Hal, cümlede failin, mef’ûlun veya her ikisinin durumunu bildiren lafızlardır (kelime veya cümle). Hal, “nasıl?” sorusunun cevabıdır. Halin durumunu açıkladığı kelimeye “zül-hal” veya “sahibu’l-hal” denir. Umumiyetle hal nekre, sahibu’l hal marife olur. Hal mansubdur. Türkçeye “…rek, …rak, …dığı, halde  iken, olduğu halde” gibi ifadelerle tercüme edilir. Sahibu’l hal açık isim veya zamir olduğu gibi müstetir (gizli) zamir de olabilir. Hali sahibu’l hale bağlayan zamire rabıt zamiri denir. Bu zamir bariz (açık), müstetir (gizli) veya mahzuf (hazf edilmiş) olarak gelir.
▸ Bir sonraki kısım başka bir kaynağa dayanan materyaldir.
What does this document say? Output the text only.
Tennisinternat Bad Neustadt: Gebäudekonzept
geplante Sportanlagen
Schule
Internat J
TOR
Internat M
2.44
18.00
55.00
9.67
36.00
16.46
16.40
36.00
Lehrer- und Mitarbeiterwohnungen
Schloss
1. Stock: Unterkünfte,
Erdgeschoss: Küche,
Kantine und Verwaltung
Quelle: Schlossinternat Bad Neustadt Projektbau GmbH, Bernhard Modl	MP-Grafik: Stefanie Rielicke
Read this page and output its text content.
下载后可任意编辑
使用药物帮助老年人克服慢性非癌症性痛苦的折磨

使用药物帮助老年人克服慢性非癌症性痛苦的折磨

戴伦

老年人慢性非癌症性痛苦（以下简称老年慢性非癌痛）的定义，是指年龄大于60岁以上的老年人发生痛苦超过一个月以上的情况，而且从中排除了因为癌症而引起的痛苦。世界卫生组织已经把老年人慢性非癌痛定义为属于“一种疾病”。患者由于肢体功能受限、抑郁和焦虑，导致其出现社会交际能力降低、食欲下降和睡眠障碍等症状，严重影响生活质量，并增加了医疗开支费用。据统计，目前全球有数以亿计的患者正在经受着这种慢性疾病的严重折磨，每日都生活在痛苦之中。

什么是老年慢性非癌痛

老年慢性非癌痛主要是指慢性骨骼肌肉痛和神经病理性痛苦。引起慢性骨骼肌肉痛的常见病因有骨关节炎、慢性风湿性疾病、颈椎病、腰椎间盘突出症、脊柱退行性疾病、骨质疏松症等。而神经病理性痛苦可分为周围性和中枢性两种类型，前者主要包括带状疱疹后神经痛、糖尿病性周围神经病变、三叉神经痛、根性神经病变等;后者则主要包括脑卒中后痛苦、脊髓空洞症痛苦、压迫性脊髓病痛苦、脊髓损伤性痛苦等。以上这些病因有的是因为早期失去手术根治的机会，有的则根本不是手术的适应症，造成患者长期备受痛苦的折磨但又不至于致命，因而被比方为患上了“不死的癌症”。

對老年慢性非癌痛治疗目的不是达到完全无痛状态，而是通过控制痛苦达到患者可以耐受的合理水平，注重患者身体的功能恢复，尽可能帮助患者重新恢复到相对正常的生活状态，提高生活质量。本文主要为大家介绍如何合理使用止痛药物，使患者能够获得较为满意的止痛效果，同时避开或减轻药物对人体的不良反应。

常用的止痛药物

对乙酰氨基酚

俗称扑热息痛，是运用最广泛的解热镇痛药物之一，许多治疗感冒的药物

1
Hal sahibu’l-hale ya و (vav-ı haliye) ya zamirle veya her ikisi ile bağlanır. Hal üçe ayrılır: 

1. Müfred olan hal (Müştak veya camid), 

2. Cümle olan hal (İsim veya fiil), 

3. Şibh-i cümle olan hal (Harf-i cerli veya zarflı isim).

Burada hal mazi fiil cümlesi olarak gelmiştir. Hal müspet (olumlu) mazi fiil cümlesi olarak geldiğinde umumiyetle başına  وَقَدْ  gelir. Bazen sadece  و  gelir. Nadiren و ‘sız gelir. (Arapça Dilbilgisi Ayetlerle Nahiv Bilgisi)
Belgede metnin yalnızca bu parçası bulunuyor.